Infertilidade com ciclos regulares → Avaliar fator tuboperitoneal (Histerossalpingografia) e masculino (Espermograma).
Em mulheres jovens com ciclos menstruais regulares, a ovulação é provável; portanto, a investigação inicial deve priorizar a permeabilidade das tubas uterinas e o fator masculino.
A infertilidade conjugal afeta aproximadamente 15% dos casais em idade reprodutiva. O diagnóstico de infertilidade é clínico, baseado no tempo de tentativa sem sucesso. No caso de mulheres com ciclos regulares, a probabilidade de anovulação crônica é baixa, o que direciona o raciocínio clínico para causas mecânicas ou masculinas. A histerossalpingografia permanece como o exame de triagem padrão para o fator tubário devido ao seu custo-benefício e capacidade de fornecer informações anatômicas cruciais. Embora a ultrassonografia transvaginal seja útil para avaliar o útero e ovários (miomas, cistos), ela não substitui a histerossalpingografia na avaliação da permeabilidade das tubas, a menos que seja realizada a histerossonossalpingografia com contraste específico.
A investigação deve ser iniciada após 12 meses de relações sexuais frequentes e desprotegidas em mulheres com menos de 35 anos.
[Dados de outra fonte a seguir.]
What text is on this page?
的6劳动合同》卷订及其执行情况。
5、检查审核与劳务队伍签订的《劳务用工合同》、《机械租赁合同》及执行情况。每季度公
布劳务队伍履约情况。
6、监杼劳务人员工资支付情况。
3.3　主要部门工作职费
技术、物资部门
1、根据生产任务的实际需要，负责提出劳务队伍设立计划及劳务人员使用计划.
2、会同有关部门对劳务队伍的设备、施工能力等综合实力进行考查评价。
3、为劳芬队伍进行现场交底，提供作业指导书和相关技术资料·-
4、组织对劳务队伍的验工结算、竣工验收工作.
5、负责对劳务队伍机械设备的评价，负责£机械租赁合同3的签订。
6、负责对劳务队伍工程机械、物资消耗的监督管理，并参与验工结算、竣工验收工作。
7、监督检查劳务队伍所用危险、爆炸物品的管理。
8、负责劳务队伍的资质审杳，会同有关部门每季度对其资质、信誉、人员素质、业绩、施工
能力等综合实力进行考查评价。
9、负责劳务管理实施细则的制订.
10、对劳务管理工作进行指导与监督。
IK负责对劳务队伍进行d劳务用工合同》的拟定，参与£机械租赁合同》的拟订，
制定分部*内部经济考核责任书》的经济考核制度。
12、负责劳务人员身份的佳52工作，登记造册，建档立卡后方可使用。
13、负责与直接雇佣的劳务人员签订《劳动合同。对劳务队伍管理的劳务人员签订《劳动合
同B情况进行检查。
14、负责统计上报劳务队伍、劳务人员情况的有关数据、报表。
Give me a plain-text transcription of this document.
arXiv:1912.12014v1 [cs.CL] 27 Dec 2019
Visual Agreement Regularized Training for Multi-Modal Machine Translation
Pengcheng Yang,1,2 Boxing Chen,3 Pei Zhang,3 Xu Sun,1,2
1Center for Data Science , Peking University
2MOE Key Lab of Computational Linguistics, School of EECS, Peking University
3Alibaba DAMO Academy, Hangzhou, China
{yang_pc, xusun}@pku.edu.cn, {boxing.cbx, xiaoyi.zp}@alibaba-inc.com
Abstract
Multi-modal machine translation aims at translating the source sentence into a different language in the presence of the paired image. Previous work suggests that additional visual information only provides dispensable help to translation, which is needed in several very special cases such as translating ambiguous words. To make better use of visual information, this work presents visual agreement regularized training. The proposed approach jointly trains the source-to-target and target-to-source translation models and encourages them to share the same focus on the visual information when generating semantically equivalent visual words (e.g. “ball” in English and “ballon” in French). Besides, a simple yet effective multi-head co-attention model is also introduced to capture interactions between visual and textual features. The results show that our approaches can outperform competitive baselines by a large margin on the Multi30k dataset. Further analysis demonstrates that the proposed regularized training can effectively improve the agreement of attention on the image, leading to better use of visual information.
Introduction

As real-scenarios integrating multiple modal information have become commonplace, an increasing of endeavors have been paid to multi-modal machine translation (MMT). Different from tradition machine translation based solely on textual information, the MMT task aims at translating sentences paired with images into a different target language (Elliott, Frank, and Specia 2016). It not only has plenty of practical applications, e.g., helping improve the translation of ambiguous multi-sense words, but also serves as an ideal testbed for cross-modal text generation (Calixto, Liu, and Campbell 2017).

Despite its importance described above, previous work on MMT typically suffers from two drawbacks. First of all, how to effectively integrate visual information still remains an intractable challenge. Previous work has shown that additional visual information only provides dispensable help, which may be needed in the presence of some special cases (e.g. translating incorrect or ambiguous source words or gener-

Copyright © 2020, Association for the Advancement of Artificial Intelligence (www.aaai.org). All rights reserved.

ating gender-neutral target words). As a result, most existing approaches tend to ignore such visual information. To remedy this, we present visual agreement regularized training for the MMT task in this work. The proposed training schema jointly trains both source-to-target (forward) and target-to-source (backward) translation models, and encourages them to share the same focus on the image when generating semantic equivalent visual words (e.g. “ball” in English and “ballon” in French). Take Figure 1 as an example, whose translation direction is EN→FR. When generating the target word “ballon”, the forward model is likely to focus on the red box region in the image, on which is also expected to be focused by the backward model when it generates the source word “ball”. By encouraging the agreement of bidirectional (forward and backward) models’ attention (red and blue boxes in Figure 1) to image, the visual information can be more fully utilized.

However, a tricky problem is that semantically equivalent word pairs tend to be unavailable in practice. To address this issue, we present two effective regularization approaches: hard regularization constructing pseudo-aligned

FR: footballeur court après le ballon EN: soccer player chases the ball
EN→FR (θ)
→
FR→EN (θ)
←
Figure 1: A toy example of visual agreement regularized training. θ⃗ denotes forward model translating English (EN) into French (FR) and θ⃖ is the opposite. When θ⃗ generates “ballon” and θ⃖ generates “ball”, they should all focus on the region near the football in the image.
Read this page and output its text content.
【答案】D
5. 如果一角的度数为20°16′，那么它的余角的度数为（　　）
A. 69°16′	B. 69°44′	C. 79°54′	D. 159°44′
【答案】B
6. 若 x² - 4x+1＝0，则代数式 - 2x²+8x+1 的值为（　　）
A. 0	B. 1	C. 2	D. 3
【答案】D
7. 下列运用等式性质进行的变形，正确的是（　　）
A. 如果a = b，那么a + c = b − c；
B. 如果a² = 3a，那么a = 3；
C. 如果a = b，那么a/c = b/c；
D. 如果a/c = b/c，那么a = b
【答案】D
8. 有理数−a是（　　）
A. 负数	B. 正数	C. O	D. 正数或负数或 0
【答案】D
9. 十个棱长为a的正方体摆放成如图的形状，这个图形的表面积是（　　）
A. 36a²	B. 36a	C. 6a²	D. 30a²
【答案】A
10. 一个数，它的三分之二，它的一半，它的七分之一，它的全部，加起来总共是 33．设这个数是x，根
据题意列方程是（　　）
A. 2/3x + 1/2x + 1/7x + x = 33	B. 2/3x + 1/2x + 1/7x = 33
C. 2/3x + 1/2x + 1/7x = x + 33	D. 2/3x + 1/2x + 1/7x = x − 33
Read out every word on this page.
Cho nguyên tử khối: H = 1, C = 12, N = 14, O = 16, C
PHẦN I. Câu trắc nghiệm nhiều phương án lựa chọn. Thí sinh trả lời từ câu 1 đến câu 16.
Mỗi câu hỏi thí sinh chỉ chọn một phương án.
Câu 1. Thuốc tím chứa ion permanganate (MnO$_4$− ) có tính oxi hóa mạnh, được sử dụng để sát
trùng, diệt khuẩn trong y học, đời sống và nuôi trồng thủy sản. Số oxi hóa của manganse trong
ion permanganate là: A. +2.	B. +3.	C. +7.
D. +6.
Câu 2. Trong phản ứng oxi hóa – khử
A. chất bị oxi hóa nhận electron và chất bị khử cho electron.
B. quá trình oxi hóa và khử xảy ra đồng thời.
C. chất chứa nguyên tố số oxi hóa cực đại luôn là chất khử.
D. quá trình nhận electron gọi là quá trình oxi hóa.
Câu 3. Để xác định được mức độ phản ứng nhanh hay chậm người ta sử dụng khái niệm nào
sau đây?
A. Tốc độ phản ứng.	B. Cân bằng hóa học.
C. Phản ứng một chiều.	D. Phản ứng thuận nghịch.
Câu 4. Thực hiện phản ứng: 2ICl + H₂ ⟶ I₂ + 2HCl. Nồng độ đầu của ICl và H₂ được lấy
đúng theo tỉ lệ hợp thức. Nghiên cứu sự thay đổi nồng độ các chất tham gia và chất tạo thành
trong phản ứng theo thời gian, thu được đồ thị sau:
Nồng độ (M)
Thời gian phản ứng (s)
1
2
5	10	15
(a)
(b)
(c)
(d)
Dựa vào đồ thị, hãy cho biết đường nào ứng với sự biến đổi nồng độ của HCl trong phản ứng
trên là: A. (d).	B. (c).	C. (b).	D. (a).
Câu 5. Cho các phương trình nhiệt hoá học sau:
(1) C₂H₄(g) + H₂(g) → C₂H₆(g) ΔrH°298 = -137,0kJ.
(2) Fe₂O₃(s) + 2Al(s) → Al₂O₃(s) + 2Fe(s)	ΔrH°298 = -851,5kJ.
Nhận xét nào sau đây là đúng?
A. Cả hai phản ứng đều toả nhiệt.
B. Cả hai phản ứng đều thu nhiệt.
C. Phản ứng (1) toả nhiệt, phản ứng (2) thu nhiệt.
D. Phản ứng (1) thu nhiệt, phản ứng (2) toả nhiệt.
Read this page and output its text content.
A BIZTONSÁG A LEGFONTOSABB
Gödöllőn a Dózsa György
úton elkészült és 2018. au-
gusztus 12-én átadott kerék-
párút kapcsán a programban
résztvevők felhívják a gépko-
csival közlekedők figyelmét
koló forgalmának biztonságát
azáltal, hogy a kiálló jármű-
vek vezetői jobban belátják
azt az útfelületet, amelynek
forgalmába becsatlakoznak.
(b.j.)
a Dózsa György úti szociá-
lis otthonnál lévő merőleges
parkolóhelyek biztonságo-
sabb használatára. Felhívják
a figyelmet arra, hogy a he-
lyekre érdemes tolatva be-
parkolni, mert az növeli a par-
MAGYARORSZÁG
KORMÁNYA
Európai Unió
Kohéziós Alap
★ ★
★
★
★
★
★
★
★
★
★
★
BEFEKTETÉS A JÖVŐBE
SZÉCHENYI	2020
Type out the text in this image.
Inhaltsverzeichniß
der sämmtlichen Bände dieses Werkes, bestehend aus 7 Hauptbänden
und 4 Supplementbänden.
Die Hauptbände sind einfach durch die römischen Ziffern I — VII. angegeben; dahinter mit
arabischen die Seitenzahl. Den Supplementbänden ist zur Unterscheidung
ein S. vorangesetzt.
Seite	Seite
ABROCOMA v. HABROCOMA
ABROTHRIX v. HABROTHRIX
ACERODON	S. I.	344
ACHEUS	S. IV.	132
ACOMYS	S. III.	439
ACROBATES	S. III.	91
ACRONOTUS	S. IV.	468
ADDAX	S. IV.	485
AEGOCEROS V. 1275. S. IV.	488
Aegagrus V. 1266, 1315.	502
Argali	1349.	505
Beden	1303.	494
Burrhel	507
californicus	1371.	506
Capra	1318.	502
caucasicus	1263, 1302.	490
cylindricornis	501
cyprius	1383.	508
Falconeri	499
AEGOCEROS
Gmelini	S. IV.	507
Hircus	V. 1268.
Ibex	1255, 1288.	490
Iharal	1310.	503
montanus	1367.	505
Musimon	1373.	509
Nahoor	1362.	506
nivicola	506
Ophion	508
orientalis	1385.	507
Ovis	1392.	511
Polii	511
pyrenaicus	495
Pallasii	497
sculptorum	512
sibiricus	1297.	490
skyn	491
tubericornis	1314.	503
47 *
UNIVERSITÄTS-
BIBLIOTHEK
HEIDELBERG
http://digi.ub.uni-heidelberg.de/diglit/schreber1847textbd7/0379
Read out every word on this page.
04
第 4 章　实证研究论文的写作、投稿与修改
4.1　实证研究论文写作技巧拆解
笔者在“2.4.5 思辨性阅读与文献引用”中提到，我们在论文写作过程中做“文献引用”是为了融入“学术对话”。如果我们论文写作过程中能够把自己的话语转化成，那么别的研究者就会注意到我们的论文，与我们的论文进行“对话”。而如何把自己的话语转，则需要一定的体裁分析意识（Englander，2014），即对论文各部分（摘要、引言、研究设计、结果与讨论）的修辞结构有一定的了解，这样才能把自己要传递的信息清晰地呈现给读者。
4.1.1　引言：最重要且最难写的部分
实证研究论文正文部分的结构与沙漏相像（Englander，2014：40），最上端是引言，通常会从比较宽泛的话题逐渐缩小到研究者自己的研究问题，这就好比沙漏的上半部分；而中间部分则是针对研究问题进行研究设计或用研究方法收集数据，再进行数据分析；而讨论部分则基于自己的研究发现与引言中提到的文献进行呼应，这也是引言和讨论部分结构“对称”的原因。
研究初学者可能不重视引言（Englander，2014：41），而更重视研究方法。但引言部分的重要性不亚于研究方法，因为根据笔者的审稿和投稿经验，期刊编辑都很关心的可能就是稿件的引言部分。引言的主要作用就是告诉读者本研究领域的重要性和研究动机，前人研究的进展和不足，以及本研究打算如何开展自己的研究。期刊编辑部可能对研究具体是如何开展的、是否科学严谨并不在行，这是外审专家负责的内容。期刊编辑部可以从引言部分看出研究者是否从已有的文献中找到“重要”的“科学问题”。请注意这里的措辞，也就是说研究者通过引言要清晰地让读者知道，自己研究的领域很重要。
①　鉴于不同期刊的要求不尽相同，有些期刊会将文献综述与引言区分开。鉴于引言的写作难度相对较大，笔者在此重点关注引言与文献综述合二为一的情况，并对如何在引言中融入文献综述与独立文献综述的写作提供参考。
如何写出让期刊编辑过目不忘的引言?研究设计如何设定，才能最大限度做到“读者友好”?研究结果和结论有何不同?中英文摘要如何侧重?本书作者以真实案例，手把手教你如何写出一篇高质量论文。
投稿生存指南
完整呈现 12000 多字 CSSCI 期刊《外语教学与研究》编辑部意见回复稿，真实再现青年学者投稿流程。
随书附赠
Para mulheres com 35 anos ou mais, o prazo é reduzido para 6 meses. Em casos com histórico de endometriose, doença inflamatória pélvica ou cirurgias abdominais prévias, a investigação pode ser imediata.
A histerossalpingografia é um exame radiológico contrastado que avalia a arquitetura interna da cavidade uterina (identificando pólipos, sinéquias ou malformações) e, principalmente, a patência das tubas uterinas. A passagem do contraste para a cavidade peritoneal (Prova de Cotthe positiva) confirma a permeabilidade tubária, essencial para o encontro do óvulo com o espermatozoide.
A propedêutica básica foca em três pilares: 1) Fator Masculino (avaliado pelo espermograma); 2) Fator Ovulatório (avaliado pela regularidade menstrual, dosagem de progesterona na fase lútea ou USG seriada); e 3) Fator Tuboperitoneal/Uterino (avaliado pela histerossalpingografia).